SUMMARY ORDER
Francis Blemou, though counsel, petitions for review of the BIA decision affirming the decision of an immigration judge (“IJ”) denying his applications for asylum, *623withholding of removal, and relief under the Convention Against Torture (“CAT”). We assume the parties’ familiarity with the underlying facts and procedural history of the case.
This Court will review the IJ’s decision, as the BIA’s decision consists of several paragraphs summarizing and agreeing with the IJ’s observations. See Secaida-Rosales v. INS, 331 F.3d 297, 305 (2d Cir.2003). We review the agency’s factual findings under the substantial evidence standard. See 8 U.S.C. § 1252(b)(4)(B); Jin Hui Gao v. United States Att’y Gen., 400 F.3d 963, 964 (2d Cir.2005).
Blemou concedes that we do not have jurisdiction to review the discretionary decision of the BIA and IJ that his application for asylum was untimely. See 8 U.S.C. § 1158(a) (2005). However, Blemou argues that it would be a violation of due process if this Court were to prevent him from presenting his asylum claim on the merits, asking us to consider his invocation of extraordinary circumstances to excuse the filing delay. See 8 U.S.C. § 1158(a)(2)(D). We agree that we have jurisdiction to review this constitutional argument. See REAL ID Act of 2005, Pub.L. 109-13, 119 Stat. 231, § 106(a)(1)(A)(iii) (codified at 8 U.S.C. § 1252(a)(2)(D)); Xiao Ji Chen v. US. Dep’t of Justice, 434 F.3d 144, 151, 155 (2d Cir.2006). Having done so, we find no merit in the argument. Blemou “points to nothing in the record suggesting that [he] was denied a full and fair opportunity to present [his] claims; nor has [he] established that the IJ or BIA otherwise deprived [him] of fundamental fairness.” Xiao Ji Chen, 434 F.3d at 155.
Further, substantial evidence supports the agency’s alternative determination that Blemou failed to establish eligibility for asylum as well as withholding of removal and relief under the CAT. Blemou testified that he had never been arrested for his political activism, that he had evaded arrest on one occasion, and that he had never been physically mistreated by the authorities. There is no indication that Blemou suffered severe harm rising to the level of persecution. See, e.g., Tian-Yong Chen v. INS, 359 F.3d 121, 128 (2d Cir.2004). In relation to his fear of future persecution, Blemou testified that to his knowledge, the authorities were no longer looking for him, and that his brothers, also members of the Rally of Guinean People political party, were still living safely in Guinea. See Matter of A-E-M, 211. & N. Dec. 1157, 1998 WL 99555 (BIA 1998). Blemou’s submitted background material primarily evidences his education, employment, and financial situation; he did not submit significant evidence establishing a well-founded fear of future persecution on account of his political activities. See, e.g., Cao He Lin v. U.S. Dep’t of Justice, 428 F.3d 391, 398-99 (2d Cir.2005). Similarly, neither Blemou’s testimony nor his documentary evidence support a finding that it is more likely than not that Blemou would face a threat to his life or freedom based on his political opinion or that he would be tortured upon his return to Guinea. See id.

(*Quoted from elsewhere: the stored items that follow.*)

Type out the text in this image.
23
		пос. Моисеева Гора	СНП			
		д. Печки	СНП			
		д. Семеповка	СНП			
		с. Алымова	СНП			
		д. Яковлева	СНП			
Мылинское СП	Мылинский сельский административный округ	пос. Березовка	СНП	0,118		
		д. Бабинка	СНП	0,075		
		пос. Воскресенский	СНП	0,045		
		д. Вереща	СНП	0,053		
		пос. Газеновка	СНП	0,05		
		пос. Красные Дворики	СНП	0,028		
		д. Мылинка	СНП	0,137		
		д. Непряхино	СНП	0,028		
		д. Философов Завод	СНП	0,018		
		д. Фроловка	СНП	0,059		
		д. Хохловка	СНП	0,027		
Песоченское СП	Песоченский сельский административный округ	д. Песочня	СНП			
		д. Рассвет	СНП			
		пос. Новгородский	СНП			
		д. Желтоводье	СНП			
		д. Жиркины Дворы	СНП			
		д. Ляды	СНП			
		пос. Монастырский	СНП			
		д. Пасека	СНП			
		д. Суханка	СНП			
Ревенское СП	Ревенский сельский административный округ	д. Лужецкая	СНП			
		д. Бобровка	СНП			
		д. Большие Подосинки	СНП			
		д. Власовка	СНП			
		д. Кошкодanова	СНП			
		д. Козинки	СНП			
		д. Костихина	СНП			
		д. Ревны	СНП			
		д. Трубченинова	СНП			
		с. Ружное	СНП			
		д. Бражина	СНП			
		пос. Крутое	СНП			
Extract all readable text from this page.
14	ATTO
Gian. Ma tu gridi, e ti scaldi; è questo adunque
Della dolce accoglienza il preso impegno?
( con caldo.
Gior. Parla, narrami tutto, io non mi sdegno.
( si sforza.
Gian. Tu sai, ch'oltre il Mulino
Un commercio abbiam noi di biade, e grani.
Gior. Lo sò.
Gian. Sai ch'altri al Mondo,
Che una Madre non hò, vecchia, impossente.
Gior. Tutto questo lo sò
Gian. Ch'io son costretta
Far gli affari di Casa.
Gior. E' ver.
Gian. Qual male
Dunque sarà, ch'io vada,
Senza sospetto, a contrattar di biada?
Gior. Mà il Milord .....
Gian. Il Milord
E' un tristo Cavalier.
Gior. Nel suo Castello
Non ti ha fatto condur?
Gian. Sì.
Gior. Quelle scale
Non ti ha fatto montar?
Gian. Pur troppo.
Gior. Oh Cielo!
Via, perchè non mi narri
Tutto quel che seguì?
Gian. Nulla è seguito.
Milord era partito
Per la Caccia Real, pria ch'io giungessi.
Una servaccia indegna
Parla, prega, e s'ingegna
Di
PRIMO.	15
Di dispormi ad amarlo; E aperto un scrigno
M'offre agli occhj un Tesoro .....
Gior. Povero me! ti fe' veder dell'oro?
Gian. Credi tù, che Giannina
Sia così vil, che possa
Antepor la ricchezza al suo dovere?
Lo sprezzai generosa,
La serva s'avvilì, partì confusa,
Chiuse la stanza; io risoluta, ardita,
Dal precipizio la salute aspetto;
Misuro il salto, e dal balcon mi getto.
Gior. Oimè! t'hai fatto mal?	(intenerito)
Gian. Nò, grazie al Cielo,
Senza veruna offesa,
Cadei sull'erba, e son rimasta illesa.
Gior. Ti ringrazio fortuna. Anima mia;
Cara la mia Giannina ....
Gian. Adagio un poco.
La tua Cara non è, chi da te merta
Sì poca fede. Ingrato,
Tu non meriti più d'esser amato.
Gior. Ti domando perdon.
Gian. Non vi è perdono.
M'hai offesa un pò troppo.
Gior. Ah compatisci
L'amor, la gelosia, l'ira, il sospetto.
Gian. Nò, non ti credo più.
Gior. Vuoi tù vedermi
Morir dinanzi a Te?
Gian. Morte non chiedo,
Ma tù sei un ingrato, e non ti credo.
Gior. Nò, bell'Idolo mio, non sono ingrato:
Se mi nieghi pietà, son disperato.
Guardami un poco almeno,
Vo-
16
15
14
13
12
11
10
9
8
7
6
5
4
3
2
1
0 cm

For the foregoing reasons, the petition for review is DENIED. Having completed our review, any stay of removal that the Court previously granted in this petition is VACATED, and any pending motion for a stay of removal in this petition is DENIED as moot. Any pending request for oral argument in this petition is DENIED in accordance with Federal Rule of Appellate Procedure 34(a)(2), and Second Circuit Local Rule 34(d)(1).